The Edwardsburg Public School district recently partnered with the Here Comes the Bus app, a bus tracking app which can send parents emails or push notifications about the real-time location of their child’s bus via GPS technology. The app is widely used across the country, with 210 school districts partnering with the app since it launched in 2015.
Thanks to the partnership with EPS, the app is free for all EPS parents to download and use.
“It’s a great and useful product,” said Transportation Supervisor Chris Neff. “We have already begun to see its benefits.”
Neff said the district decided to implement the Here Comes the Bus app at Edwardsburg Public Schools after parents began to requesting a way to know where their child’s bus was, in addition to a suggestion by Superintendent Sherm Ostrander. Now with the app, parents can know when their child’s bus, and only their child’s bus, is within five minutes of arriving.
“A lot of times, if there is a delay in the bus or something in the weather, parents don’t want to send their kid outside to stand in the cold for 10 minutes,” Neff said. “[Here Comes the Bus] will help with that tremendously.”
Chief Financial Officer Ann Flautt said that the app is secure, with all information on the app being encrypted.

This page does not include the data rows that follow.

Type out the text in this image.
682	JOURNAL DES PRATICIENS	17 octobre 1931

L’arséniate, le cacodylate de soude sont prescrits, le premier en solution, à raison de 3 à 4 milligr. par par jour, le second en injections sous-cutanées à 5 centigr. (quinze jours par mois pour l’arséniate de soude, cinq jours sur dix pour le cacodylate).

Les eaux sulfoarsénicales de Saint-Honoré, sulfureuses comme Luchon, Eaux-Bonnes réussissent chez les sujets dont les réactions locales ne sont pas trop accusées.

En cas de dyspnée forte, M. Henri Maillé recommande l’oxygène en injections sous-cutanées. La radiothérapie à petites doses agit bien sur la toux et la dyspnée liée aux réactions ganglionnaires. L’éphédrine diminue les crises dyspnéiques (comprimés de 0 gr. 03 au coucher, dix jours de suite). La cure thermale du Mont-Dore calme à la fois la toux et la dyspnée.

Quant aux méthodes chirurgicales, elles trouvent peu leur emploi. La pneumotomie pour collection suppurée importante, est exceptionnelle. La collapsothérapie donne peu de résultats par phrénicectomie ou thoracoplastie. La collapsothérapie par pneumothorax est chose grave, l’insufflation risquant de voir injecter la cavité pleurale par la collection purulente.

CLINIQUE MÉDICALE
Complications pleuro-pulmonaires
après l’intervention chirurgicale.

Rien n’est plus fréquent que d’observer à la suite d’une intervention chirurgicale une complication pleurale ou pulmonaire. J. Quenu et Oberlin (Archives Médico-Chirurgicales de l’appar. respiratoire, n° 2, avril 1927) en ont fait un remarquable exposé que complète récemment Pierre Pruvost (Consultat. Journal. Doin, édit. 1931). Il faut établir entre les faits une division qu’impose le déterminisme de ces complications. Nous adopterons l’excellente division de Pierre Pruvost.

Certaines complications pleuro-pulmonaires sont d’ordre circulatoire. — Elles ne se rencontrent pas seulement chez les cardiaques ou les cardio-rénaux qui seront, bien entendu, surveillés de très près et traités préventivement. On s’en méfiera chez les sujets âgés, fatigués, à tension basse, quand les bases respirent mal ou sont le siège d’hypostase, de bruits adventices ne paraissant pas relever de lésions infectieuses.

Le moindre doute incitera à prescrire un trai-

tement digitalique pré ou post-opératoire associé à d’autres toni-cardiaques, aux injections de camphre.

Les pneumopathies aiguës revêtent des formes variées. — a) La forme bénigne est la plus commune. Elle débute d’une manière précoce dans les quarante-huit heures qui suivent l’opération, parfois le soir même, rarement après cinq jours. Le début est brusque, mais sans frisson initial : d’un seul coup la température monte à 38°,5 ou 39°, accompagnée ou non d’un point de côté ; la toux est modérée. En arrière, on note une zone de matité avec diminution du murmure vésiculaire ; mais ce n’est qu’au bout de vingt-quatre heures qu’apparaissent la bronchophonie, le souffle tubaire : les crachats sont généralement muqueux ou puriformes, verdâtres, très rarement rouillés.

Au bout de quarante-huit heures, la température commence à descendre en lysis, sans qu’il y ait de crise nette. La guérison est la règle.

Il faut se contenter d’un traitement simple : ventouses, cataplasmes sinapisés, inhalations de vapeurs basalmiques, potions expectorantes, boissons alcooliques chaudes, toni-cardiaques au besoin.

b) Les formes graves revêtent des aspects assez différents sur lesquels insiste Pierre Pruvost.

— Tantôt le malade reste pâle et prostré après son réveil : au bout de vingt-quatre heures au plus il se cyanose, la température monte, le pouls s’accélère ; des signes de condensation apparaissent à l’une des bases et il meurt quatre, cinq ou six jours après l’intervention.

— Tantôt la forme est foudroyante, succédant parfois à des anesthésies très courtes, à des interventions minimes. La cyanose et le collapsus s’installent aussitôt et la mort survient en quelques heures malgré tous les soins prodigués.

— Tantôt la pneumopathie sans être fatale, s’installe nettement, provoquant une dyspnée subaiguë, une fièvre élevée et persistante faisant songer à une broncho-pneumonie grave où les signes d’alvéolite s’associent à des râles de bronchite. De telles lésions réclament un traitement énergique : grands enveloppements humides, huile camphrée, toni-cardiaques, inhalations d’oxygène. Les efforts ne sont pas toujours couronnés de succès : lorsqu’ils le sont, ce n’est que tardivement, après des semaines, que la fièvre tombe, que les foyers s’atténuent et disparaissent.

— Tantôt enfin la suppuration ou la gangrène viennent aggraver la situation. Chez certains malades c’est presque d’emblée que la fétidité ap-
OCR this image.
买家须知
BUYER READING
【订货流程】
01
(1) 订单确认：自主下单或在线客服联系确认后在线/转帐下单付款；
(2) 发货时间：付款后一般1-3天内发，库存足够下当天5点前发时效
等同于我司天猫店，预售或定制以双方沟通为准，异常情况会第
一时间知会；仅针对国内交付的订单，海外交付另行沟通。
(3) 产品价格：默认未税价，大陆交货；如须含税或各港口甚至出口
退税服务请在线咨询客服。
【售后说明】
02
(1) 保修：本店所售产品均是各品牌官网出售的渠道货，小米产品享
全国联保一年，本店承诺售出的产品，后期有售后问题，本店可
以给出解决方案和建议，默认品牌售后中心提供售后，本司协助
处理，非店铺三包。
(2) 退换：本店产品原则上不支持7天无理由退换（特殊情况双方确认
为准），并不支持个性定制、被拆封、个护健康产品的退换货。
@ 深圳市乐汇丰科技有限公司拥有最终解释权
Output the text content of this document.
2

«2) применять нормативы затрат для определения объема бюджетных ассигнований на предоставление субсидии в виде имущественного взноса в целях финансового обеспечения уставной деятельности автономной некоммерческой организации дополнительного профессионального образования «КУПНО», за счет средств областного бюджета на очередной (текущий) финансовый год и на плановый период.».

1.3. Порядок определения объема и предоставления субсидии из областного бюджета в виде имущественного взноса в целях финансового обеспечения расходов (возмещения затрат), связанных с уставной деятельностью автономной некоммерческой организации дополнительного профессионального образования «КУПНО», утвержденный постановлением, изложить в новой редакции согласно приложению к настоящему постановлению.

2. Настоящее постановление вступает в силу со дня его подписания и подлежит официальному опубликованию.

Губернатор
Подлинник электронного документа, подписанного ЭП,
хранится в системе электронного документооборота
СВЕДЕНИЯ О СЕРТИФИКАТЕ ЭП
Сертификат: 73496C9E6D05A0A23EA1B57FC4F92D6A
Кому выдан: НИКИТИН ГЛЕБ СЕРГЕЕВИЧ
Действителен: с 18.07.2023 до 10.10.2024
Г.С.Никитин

In addition, in order to sign up for an account with the app, one must have specific information about their child.
“Only the parent, or people with that access, can see their child’s bus and their child’s information,” Flautt said. “Not anyone else in the public can just download the app and see our busses.”
Both Neff and Flautt said that the app is just as valuable to the school district as it is to the parents.
“With the app, Chris [Neff] and her team in transportation can see all the busses at once and have an aerial map that shows where every single bus is,” Flautt said. “That is very, very valuable to the district, A, for knowledge and, B, for safety.”
Neff added that the GPS information that the app gives her allows her to answer parent questions about where a bus is by looking at the app, rather than distracting a bus driver through radio communication.
This value to both parents and the school district is what makes the app worth the $1,188 per month investment, Flautt said.
“I think this will be useful to our parents, our district, our transportation department and our bus drivers,” Flautt said.